Siril Geaster

IV.

Aceptar la invitación fue lo que dio inicio al destino con el que se había tallado mi nombre. Sabía que había algo mal en hacerlo, sabía que no era correcto, pero aun así lo hice.

Solicité la cita con el directivo en cuanto alcancé mi escritorio, y para la hora del almuerzo, él me esperaba. Una incómoda bola no se desvanecía de mi garganta y el escozor en mi nuca se intensificaba. Sabía que estaba siendo observada, siempre lo estamos todos.

Emergí del suelo, sobre el elevador, la vista de la ciudad me recibió de nuevo, la inmensidad del vacío en mis entrañas también; desde el día anterior no había consumido ni un poco de pan rancio, apenas agua del grifo. Allí me recibió él, de espaldas, con sus manos en la baranda cristalina, que no era más que la media pared de cristal. La brisa vespertina arrastraba un olor tenue a naranjos, era su piel.

—¿Directivo?                                                                                      

Parece que algo había dormido en él, ya que mi voz le despertó de un sueño despierto. Giró con prisa, el viento revolviendo sus cabellos azabaches.

—Siril, adelante.

Obedecí, con la carpeta entre mis dedos, temblorosa e insegura. No era correcto hacerle eso pero, si lo pienso mejor, conseguir a alguien mejor preparado era más fácil que intentar retenerme. Todos somos reemplazables.

Acercó su mano al panel invisible y la pared de cristal volvió a erguirse.

—¿Ya tomó su almuerzo? —preguntó, deteniendo su tecleo zagas.

—No.

Mentir ya no era una opción.

—Entonces comeremos juntos.

—No, señor, se lo ruego. No querrá comer conmigo después de decirle lo que tengo qué.

Su mirada se ensombreció aún más, abandonó cualquier idea de permanecer junto a su escritorio, y se adelantó hasta mi sitio, pero era un niño pequeño quien lo hacía, con temor de ser encontrado robando pan.

—Siril. —Es todo cuanto dijo, pero supe en su mirada que ya sabía lo que le diría, que sabía ya mis intenciones, desde mucho antes de que yo misma las adivinara.

Directivo, perdóneme, se lo ruego…

—¿Qué hago para que se quede?

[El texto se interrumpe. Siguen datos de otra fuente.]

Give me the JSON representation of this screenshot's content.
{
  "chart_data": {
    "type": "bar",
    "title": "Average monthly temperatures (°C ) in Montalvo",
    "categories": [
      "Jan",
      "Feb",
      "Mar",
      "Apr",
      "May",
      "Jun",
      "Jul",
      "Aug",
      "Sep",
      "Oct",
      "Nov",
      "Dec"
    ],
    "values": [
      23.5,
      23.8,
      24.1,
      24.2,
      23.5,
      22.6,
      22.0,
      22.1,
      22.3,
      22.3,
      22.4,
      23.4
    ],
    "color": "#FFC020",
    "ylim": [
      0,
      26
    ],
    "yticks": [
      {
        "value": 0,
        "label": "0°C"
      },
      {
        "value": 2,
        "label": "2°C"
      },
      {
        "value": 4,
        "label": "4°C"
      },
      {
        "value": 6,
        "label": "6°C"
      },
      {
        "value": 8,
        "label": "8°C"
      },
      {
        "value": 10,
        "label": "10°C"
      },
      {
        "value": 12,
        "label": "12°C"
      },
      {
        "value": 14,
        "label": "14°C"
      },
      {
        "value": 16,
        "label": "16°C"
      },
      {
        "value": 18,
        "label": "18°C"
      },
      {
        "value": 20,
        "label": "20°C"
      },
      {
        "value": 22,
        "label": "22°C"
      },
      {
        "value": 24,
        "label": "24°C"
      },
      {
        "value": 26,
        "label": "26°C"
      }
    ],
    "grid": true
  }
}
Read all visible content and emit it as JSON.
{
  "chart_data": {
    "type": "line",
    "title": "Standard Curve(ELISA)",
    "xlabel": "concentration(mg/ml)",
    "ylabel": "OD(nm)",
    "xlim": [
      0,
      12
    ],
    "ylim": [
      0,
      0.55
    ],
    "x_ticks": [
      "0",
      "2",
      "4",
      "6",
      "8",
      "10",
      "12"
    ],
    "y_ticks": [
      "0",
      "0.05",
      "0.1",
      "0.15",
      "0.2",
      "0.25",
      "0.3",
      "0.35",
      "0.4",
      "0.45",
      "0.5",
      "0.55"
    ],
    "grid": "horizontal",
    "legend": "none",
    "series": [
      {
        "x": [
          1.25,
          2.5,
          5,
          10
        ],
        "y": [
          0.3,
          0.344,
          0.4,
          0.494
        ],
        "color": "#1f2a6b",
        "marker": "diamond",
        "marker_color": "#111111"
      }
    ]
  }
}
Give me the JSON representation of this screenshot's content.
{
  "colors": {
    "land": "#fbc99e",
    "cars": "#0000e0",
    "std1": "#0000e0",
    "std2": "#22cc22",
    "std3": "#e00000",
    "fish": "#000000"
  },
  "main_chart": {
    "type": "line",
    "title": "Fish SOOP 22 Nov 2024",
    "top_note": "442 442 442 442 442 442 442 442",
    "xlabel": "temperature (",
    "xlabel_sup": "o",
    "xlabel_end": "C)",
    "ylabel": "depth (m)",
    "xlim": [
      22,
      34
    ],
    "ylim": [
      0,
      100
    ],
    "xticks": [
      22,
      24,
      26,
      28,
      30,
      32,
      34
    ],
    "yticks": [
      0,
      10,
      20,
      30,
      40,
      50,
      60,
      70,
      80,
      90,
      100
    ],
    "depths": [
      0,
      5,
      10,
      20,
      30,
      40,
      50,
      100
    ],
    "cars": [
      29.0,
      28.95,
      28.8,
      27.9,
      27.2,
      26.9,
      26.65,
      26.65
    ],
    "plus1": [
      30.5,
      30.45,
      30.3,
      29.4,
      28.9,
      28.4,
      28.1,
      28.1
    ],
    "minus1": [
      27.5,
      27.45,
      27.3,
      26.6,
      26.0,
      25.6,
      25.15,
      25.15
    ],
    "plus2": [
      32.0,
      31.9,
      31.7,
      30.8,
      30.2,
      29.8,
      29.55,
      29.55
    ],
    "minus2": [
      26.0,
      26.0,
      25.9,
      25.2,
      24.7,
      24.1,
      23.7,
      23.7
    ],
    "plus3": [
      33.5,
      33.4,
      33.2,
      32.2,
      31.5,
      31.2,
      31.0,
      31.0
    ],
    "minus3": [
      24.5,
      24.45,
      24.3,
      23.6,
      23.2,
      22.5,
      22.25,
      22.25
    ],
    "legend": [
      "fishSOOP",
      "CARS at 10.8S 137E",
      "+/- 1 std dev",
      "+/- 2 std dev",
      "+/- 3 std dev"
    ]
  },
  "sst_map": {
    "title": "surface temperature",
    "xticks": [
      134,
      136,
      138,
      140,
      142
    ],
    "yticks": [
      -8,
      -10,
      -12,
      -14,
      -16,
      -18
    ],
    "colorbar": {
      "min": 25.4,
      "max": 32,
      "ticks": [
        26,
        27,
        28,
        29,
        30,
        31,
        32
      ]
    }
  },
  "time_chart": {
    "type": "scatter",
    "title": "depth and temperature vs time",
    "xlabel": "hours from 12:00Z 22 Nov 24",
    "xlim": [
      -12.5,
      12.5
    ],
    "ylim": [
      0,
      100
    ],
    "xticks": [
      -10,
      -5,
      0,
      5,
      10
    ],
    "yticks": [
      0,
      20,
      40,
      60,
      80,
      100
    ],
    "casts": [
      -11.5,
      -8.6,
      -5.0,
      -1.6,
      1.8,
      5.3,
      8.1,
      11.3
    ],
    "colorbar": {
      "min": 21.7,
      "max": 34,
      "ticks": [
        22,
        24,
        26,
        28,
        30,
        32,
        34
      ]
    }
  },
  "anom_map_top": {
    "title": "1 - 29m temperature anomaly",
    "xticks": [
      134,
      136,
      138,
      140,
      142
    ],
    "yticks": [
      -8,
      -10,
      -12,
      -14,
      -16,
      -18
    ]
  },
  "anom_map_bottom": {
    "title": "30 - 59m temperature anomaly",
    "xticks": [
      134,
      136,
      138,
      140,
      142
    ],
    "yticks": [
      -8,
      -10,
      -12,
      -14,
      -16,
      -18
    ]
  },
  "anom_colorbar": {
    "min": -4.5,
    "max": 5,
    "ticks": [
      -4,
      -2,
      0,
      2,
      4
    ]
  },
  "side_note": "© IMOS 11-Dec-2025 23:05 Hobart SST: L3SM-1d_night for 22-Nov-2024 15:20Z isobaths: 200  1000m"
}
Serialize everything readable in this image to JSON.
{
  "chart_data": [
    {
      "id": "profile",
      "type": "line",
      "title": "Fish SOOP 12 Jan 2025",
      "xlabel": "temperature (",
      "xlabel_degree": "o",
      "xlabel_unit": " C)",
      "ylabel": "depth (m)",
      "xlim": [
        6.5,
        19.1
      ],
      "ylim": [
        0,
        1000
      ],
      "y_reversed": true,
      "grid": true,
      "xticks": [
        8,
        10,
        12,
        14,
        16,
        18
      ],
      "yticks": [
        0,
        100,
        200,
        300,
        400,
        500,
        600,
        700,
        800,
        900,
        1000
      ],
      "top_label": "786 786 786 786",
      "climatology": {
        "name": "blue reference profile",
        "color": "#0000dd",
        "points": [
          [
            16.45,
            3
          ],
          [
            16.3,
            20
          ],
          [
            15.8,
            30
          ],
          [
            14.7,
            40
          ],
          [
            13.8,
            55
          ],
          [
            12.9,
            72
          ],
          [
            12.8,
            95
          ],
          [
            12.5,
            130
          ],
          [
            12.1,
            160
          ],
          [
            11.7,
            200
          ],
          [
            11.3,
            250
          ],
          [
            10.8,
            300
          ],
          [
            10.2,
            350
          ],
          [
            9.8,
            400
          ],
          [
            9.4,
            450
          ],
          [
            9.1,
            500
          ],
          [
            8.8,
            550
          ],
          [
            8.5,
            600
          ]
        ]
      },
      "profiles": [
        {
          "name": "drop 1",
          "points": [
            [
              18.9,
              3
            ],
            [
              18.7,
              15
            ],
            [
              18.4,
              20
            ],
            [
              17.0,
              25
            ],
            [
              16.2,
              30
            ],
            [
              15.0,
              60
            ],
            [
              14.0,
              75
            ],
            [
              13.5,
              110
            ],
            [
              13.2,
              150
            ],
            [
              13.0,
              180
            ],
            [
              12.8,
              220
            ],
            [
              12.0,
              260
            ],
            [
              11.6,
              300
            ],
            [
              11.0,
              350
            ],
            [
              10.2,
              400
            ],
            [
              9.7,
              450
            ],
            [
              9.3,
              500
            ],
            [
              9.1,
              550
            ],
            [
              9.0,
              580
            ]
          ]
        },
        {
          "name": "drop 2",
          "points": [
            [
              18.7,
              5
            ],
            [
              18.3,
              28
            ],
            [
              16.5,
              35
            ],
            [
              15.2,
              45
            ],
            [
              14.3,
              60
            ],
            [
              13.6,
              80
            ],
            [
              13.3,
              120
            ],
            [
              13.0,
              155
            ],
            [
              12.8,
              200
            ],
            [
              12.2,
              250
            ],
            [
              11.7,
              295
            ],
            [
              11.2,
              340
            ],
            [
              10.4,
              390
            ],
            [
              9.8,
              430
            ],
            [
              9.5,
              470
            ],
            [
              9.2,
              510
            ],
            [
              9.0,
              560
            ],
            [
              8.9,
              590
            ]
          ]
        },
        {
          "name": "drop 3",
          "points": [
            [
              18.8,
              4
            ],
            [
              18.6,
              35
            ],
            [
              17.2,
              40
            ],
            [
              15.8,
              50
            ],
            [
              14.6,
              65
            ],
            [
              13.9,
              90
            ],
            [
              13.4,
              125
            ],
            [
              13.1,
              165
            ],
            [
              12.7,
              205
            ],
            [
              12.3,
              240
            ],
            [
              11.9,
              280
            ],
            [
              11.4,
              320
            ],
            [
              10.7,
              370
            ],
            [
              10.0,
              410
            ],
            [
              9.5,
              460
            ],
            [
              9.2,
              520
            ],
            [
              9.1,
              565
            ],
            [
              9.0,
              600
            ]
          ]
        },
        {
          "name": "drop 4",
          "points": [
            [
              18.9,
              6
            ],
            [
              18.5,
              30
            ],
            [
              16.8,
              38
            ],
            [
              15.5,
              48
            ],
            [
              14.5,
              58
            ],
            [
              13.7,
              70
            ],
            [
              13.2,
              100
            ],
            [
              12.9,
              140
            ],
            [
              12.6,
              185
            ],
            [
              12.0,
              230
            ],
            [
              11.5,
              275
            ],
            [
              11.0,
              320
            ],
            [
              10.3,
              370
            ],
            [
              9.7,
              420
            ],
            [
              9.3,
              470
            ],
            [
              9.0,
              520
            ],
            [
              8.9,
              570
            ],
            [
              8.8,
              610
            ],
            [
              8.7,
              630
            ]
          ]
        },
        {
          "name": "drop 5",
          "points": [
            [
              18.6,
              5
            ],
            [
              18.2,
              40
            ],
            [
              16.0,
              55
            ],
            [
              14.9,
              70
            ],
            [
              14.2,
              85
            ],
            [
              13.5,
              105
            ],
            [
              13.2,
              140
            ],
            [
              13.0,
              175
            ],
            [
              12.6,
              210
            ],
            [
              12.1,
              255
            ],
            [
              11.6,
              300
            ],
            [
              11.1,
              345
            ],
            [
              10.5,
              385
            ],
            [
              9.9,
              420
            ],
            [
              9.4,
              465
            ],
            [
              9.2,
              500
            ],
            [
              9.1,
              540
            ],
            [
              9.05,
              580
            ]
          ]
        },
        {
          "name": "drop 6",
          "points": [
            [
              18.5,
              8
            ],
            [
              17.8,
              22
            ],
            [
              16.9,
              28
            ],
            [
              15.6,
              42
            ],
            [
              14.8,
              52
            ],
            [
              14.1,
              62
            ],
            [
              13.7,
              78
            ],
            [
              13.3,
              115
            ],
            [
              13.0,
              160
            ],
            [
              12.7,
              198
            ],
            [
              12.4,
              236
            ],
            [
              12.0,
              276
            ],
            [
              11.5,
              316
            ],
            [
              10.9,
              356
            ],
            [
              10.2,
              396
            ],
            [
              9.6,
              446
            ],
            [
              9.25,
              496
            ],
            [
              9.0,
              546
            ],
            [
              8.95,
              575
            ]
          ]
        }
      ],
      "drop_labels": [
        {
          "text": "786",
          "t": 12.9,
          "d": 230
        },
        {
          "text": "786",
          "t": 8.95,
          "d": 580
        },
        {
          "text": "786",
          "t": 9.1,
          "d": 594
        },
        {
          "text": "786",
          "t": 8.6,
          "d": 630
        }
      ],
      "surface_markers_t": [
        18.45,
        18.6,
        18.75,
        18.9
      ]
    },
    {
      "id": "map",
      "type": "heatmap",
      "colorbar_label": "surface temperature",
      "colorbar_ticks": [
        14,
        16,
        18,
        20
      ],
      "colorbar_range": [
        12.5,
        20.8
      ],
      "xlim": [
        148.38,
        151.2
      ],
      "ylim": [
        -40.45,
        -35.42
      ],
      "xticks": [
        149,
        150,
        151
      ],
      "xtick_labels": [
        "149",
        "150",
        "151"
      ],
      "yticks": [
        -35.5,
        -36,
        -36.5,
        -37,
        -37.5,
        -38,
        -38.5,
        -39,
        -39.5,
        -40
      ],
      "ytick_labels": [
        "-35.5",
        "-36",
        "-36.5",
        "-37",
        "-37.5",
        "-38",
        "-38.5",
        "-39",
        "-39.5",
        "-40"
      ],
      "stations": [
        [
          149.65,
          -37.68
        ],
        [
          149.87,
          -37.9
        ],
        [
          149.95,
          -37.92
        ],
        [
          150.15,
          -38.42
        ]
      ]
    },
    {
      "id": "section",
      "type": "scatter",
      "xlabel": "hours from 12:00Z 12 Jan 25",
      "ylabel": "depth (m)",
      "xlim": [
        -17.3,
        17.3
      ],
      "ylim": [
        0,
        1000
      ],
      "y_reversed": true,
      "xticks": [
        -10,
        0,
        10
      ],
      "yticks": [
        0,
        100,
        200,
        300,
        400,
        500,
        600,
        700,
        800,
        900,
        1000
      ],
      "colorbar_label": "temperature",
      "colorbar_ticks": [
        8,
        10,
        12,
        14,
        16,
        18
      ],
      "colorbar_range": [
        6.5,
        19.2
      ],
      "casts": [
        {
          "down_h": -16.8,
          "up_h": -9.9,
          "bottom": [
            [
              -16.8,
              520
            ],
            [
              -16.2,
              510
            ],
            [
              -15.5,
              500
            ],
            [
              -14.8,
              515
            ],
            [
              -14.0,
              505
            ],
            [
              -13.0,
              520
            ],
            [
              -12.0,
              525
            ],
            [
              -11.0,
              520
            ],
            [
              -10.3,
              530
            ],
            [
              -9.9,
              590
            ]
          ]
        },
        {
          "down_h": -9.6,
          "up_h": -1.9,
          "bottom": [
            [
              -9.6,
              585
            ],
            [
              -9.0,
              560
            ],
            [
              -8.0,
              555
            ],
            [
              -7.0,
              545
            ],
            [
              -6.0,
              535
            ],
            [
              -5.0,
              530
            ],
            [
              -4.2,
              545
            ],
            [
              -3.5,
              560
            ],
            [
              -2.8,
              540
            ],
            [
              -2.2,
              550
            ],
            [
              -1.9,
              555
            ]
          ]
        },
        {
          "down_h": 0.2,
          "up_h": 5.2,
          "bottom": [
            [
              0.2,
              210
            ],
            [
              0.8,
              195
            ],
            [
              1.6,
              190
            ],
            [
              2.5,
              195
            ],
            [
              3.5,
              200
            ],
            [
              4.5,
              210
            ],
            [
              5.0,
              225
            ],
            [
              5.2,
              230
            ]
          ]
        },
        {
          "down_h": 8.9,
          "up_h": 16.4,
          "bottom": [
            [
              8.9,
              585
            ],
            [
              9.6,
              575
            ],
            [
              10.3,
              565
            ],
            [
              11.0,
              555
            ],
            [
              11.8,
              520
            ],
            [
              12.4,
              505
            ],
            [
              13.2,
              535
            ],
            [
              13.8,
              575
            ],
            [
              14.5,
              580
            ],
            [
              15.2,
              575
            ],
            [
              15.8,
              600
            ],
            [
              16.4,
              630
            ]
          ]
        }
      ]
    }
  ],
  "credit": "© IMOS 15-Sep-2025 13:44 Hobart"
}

Dígame.

Su mano voló sobre la mía, de nuevo. El toque me retorció las entrañas como el latigazo que era dado a un pequeño niño, por robar pan. La carpeta cayó de mis manos y apresuré a recogerla.

—Siril, ¿por qué me hace esto?

Estaba mal, lo sé.

—No puedo quedarme.

—No vaya —insistió, rompiendo la distancia prudente entre un hombre y una mujer.

Por un instante me pareció ver en su rostro un ápice melancólico, de una pena futura.

—¿Qué? —pregunté, no muy segura de a qué se refería.

—No se vaya —remedió—. Tiene mucho potencial y mucho talento. Le doy mi palabra que si usted decide permanecer a mi lado, crecerá laboralmente y tendrá mejores oportunidades. Pero no se vaya tan pronto.

—Directivo… —Allí rompí el contacto visual, no soportando la melancolía en su rostro. ¡Maldita sea la hora que rompí mi costumbre!

—La decisión está tomada —balbuceé, con la presión arterial alta y los latidos en mis orejas.

Él no respondió, pareció como si de un instante al siguiente, su resignación llegó y la sombra pesada volvió a cubrir su aura.

—Directivo, perdóneme. Usted me ha dado una oportunidad y yo…

—La desprecia —dijo, seco, desde su ventanal, dándome ya la espalda.

—Si pudiera, se lo explicaría, pero es más complicado.

—No, Siril, es simple. O te liberas del pasado o te aferras a él.

Su trato personal me desmoronó, sus palabras certeras, como si leyera mis pensamientos y supiera lo que ocurría me descolocaron de mi sitio. La vista volvía a nublárseme.

—Señorita Siril, mañana mismo será acreditado su sueldo final y cesará cualquier relación con esta entidad gubernamental, ¿entendido?

El gatillo en mi garganta casi me asfixiaba, cortándome la respiración, pero con todo, logré contestar; mi voz rota y lejana, perdida y descompuesta. Estaba mal, lo sé, pero aún así, lo hice. ¿Por qué me dolía tanto? ¿Por qué era tan difícil? Quizá era por la vida que compartió conmigo, porque lo conocí más en los últimos días que en tres meses, porque conocía al pequeño solo y asustadizo, porque él me entregó una parte de sí sin saberlo, porque él se llevó una minúscula parte de mí sin querer.